На лифте они спустились в холл. Афранио проводил её до такси. Шофер читал известия с театра военных действий. Мариана наклонилась, залезая в машину, и местре Афранио улыбнулся, оценив крутизну её бёдер: не случайно Ди Кавальканти был рекомендован в качестве иллюстратора первой, никому не известной книги Антонио Бруно, написанной ещё до «Танцовщика и цветка» и ещё более вольной. Настоящий уникум, библиографическая редкость.

В библиотеку местре Афранио не вернулся, а пошёл на третий этаж, в архив. Там он залпом прочел пятна­дцать весьма рискованных сонетов под названием «Посвящение в страсть». Подзаголовок гласил: «Венок сонетов – даме из Сан-Пауло, вакханке из Парижа». Дальше шло посвящение: «М. – моей Марии Медичи».

Дочитав до конца, Портела вернулся к началу и медленно произнёс про себя строфы первого сонета, наслаждаясь их звучанием, словно ароматом выдержанного вина:

– Бёдрам твоим позавидует даже Венера…

БЫВШАЯ КРАСАВИЦА

I

«Бракосочетание отпрысков двух старинных семейств», «слияние двух крупнейших капиталов» – сообщали газеты, пространно информируя читателей о свадьбе Марианы д'Алмейда Синтра и Алберто Косты Рибейро. И всё же это был брак по любви – молодожены по-настоящему любили друг друга, что не так уж часто встречается в высших сферах нашего общества, где чувствами управляют деньги.

Мариана – высокая, пышнотелая, златовласая, казалось, сошла с картины Рубенса (так писал о ней снедаемый страстью поэт Менотти дель Пикшиа), её прозрач­ные, как две огромные капли, романтические глаза были всегда устремлены в какую-то неведомую даль. Алберто – рослый, широкоплечий, смуглый красавец, прославленный спортсмен, неизменный победитель всех конкуриппиков, знаток лошадей и коннозаводчик, член Жокей-клуба и совладелец отцовской фирмы. Фирма же эта помещалась в Сантосе и занималась экспортом кофе: это она распоряжалась на бирже, то повышая, то понижая курс кофейных акций и лопатой загребая деньги.

Оба семейства владели плодороднейшими землями в штате Сан-Пауло, на которых выращивались самые дорогие сорта кофе. На пастбищах Мато-Гроссо нагуливали вес тысячеголовые стада.
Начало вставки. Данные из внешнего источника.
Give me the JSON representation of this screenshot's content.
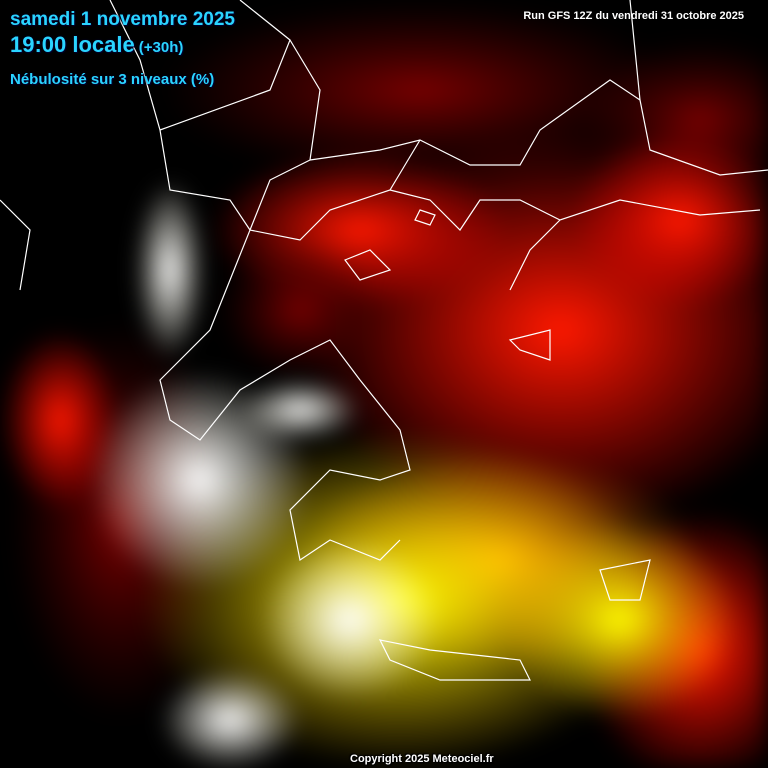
{
  "header": {
    "date": "samedi 1 novembre 2025",
    "time": "19:00 locale",
    "lead": "(+30h)",
    "parameter": "Nébulosité sur 3 niveaux (%)"
  },
  "run_info": "Run GFS 12Z du vendredi 31 octobre 2025",
  "copyright": "Copyright 2025 Meteociel.fr",
  "colors": {
    "title_text": "#2ad4ff",
    "low_cloud": "#ff0000",
    "mid_cloud": "#ffff00",
    "high_cloud": "#ffffff",
    "clear": "#000000",
    "borders": "#ffffff"
  },
  "map": {
    "region": "Greece / Aegean",
    "layer": "cloud cover 3 levels"
  }
}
Когда молодые отправились в трёхмесячное свадебное путешествие, Мариане было двадцать, Алберто – два­дцать пять. Медовый месяц затянулся на четыре с лишним года: приёмы, балы, празднества, прогулки, путешествие в Аргентину, в Соединенные Штаты, в Европу.
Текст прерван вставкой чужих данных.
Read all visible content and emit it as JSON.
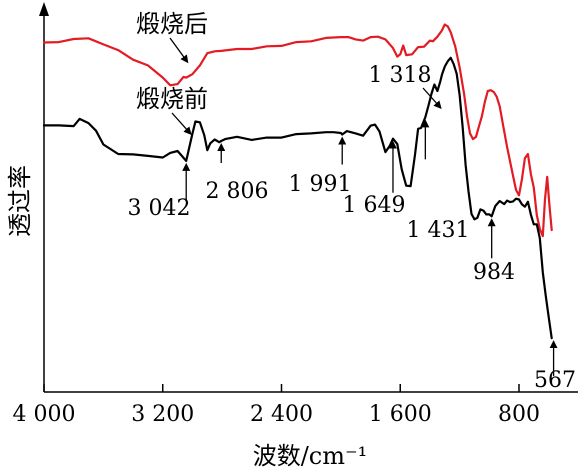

Потом всё изменилось. После смерти отца Алберго, старшему в семье пришлось одному управлять фирмой и плантациями – мать в дела не вмешивалась. Раньше старик все решения принимал единолично, Алберто только помогал ему делом и советом, высказывал свои соображения, большую же часть времени проводил с женой, преданно и любовно выполняя малейший её каприз, с готовностью предупреждая все её желания. «Ах, если бы он не был так деловит в постели», – думала иногда Мариана, тело её томилось от неудовлетворённого желания, о котором Алберто даже не подозревал, потому что стыдливая Мариана ничем и никогда его не обнаруживала. Их супружеская жизнь текла скучновато и размеренно – Алберто не был склонен скрашивать её прелестью разнообразия или особой пылкостью. Для того и для дру­гого существовали в Рио и Сантосе француженки.